My first event as Service Learning Coordinator was a Brownie Trail Clean Up on a little trail in some woods behind the headquarters of the Nashua River Watershed Association. Originally, I had some concerns that the trail might be too small to provide enough work for the Brownies, but the event turned out to be a success precisely because of the size of the trail, and this was a learning experience I will cherish.
It was an unseasonably warm November day and the Brownies arrived filled with energy, rakes at the ready and two mortified older brothers in tow. Most of the trail was buried beneath thick layers of leaves and I had marked a designated path with florescent string. The Brownies set to with their rakes and soon excavated a long section of trail down to a layer of pine needles. At one point, I asked them to stop and look back at their progress so that they could see what a difference they had made. In the quiet moment, as they stopped raking, a soft sizzling noise rose from the ground.
On close inspection, we found that the sound emanated from a newly exposed colony of hundreds of thousands of minute Springtails, sometimes known as snow fleas. Initially, the Brownies were disgusted but I explained that they were not the kind of fleas that might tag along on the pet cat, that these were a hardworking colony of decomposers that helped to break down dead matter in the woods so that we weren’t up to our ears in leaves. The older brothers who had done their best to maintain a distance from the Brownies began to take an interest and this led to an outpouring of stories about bug-related incidents.
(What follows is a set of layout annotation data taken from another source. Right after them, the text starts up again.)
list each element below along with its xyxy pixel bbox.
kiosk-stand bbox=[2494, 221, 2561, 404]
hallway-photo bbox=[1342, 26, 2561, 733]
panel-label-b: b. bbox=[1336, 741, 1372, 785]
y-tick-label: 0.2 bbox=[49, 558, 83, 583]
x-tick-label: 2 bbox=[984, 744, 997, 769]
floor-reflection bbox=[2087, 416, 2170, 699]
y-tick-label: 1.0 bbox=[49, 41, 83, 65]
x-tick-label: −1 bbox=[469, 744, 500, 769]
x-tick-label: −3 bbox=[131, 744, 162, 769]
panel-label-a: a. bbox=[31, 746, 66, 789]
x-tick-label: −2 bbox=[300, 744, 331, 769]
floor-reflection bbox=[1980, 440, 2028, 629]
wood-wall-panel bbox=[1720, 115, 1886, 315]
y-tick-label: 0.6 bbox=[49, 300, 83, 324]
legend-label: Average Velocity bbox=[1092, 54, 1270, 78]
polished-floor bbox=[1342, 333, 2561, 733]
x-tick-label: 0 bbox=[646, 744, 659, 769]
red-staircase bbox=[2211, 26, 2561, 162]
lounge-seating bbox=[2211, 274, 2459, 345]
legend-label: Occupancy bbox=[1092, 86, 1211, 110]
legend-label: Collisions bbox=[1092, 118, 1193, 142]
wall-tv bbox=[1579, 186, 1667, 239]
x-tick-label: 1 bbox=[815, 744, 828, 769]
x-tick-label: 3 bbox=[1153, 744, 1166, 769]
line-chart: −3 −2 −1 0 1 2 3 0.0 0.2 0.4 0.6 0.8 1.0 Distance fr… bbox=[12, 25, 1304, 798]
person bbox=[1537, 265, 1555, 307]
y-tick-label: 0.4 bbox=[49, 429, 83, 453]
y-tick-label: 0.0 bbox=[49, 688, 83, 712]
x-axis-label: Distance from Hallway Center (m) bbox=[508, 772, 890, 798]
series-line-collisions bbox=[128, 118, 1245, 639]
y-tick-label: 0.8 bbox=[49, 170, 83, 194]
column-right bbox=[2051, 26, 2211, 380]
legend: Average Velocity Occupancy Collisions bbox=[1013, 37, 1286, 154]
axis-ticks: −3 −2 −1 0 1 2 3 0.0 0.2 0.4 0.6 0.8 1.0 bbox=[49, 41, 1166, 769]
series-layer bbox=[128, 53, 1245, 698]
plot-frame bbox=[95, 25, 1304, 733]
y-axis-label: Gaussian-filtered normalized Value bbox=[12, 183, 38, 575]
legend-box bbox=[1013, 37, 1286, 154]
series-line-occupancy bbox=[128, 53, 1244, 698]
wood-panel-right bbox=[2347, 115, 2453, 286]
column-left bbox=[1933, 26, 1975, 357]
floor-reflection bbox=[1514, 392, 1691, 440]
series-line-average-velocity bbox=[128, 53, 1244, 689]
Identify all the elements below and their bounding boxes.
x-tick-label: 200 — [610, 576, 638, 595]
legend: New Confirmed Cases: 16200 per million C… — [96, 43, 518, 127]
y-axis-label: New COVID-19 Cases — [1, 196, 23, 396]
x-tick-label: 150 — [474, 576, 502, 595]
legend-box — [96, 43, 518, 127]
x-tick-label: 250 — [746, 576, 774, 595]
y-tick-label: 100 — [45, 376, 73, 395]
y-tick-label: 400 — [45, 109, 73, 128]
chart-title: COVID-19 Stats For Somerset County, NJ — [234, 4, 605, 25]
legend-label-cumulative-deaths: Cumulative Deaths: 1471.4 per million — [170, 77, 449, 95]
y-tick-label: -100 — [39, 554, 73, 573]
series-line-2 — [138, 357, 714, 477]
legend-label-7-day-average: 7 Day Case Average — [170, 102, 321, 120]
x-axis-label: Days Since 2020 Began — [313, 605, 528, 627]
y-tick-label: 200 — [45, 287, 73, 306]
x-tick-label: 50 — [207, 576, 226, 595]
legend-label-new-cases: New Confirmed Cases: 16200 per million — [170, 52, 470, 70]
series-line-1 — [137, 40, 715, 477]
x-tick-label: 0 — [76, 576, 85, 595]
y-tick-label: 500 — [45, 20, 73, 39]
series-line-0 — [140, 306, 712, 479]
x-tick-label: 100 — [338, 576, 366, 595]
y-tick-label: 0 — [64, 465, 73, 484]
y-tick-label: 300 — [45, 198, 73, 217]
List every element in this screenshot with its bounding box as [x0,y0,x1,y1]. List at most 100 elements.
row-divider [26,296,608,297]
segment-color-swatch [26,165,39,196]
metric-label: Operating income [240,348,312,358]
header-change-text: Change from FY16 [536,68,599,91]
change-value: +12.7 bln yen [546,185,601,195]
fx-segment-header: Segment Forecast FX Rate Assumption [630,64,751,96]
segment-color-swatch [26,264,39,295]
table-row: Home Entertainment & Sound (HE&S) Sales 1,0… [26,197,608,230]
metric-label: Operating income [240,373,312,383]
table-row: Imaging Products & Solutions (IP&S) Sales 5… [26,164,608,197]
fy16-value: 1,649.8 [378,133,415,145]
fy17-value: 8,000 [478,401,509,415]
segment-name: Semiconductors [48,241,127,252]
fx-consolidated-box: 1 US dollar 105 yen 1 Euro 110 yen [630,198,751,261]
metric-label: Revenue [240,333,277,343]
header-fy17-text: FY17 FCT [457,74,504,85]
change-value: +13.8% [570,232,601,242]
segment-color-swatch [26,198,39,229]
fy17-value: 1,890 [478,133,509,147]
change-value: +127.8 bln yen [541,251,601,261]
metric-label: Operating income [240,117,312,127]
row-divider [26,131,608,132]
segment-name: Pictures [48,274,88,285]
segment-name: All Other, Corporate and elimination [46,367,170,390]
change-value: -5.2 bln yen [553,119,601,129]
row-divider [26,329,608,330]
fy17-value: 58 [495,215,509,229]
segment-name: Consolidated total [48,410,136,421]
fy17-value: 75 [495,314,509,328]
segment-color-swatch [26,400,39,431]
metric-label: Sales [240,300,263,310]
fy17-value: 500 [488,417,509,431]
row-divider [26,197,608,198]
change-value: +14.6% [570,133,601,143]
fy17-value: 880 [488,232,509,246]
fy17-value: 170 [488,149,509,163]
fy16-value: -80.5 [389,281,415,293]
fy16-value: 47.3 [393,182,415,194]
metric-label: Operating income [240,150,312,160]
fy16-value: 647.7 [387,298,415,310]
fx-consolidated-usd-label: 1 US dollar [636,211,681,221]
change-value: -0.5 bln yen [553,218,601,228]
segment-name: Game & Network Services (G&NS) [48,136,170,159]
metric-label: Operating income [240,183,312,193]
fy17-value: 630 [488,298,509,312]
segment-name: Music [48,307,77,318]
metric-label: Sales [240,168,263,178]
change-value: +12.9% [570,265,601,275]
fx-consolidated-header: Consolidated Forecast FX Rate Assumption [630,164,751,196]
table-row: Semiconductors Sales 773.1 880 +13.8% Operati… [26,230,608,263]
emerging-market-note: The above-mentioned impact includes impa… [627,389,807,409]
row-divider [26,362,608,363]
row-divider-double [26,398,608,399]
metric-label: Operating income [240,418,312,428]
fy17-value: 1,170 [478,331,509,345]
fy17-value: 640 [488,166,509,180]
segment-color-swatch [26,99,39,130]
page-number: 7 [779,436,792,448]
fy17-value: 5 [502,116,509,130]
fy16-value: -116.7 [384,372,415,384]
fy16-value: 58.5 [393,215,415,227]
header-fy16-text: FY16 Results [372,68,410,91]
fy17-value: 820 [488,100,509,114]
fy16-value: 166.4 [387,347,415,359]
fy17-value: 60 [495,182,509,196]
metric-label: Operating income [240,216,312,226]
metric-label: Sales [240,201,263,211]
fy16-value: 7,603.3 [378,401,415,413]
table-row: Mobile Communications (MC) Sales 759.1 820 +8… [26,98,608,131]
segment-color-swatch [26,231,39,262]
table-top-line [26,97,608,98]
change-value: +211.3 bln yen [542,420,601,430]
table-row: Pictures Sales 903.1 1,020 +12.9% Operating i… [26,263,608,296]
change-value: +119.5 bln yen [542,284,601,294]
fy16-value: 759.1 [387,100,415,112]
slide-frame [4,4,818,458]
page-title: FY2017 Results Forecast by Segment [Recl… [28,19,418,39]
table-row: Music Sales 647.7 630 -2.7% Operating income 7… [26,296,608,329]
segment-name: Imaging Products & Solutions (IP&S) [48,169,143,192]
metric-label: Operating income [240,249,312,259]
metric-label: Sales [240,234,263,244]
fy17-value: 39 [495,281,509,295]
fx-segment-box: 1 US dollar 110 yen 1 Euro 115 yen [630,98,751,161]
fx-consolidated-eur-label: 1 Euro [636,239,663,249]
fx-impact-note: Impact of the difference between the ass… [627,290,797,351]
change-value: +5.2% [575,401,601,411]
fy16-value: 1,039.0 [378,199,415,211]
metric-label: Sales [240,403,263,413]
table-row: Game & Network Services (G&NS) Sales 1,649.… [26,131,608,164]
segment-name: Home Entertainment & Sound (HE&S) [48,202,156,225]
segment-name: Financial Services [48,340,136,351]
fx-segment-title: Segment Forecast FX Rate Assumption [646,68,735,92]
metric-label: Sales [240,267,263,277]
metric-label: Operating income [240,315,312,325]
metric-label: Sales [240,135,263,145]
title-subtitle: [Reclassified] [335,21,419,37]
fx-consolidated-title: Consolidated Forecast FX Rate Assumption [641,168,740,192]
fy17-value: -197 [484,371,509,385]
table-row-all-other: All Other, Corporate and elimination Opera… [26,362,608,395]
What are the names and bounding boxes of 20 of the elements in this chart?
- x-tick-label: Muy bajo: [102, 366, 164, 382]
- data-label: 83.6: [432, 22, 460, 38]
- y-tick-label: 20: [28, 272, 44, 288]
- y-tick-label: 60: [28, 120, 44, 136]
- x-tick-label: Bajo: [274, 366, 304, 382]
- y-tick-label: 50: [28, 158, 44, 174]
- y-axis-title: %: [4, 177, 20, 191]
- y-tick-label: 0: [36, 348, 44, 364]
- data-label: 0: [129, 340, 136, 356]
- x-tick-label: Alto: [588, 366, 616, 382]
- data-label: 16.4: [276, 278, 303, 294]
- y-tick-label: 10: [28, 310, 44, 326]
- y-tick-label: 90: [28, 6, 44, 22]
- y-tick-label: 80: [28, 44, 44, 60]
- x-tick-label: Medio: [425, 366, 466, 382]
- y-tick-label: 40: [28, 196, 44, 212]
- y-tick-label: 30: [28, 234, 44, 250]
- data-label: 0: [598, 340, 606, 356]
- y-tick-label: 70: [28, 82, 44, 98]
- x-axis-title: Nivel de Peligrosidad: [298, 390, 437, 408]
We returned to work and, as we moved further along the trail, we uncovered some Lycopodicum obscurum, locally known as Princess Pine. When the trail crew heard that the ancient relatives of these diminutive evergreen plants predated dinosaurs and were believed to have been taller than the pines surrounding us, it was as though I had flipped a switch. Suddenly, everyone was rooting around in the leaves, or at the base of trees. Fungi and moss became a real find, several holes were objects of intense speculation, chewed pine cones, mink scat, were all presented like trophies. A nursery log nurturing a tiny hemlock seedling drew reverent sighs, even from the parent volunteers, and I was touched to see, as we returned along the path, that everyone stepped over the log with great care.
We worked like this, raking, finding, exclaiming, clearing downed branches, building brush piles and asking questions, until the time we were scheduled to end. I asked the parents if they needed to finish on time but everyone was content to stay. We spent an extra hour on the trail, examining the habitat and sharing our stories about wildlife. Admittedly, some of the stories bordered on fanciful, but I was struck by the children’s eagerness to share their experiences, and how engaged they were in the process of discovery. I learned something new as well. Thanks to R.J., I now know that porcupines chew bones and discarded antlers to prevent their teeth from meeting.
It is true that as educators, conservationists, parents, we face formidable odds in engaging our youth in environmental stewardship, but there must be cause for hope when an acre of woodland can fascinate a group of children and adults for the best part of three hours.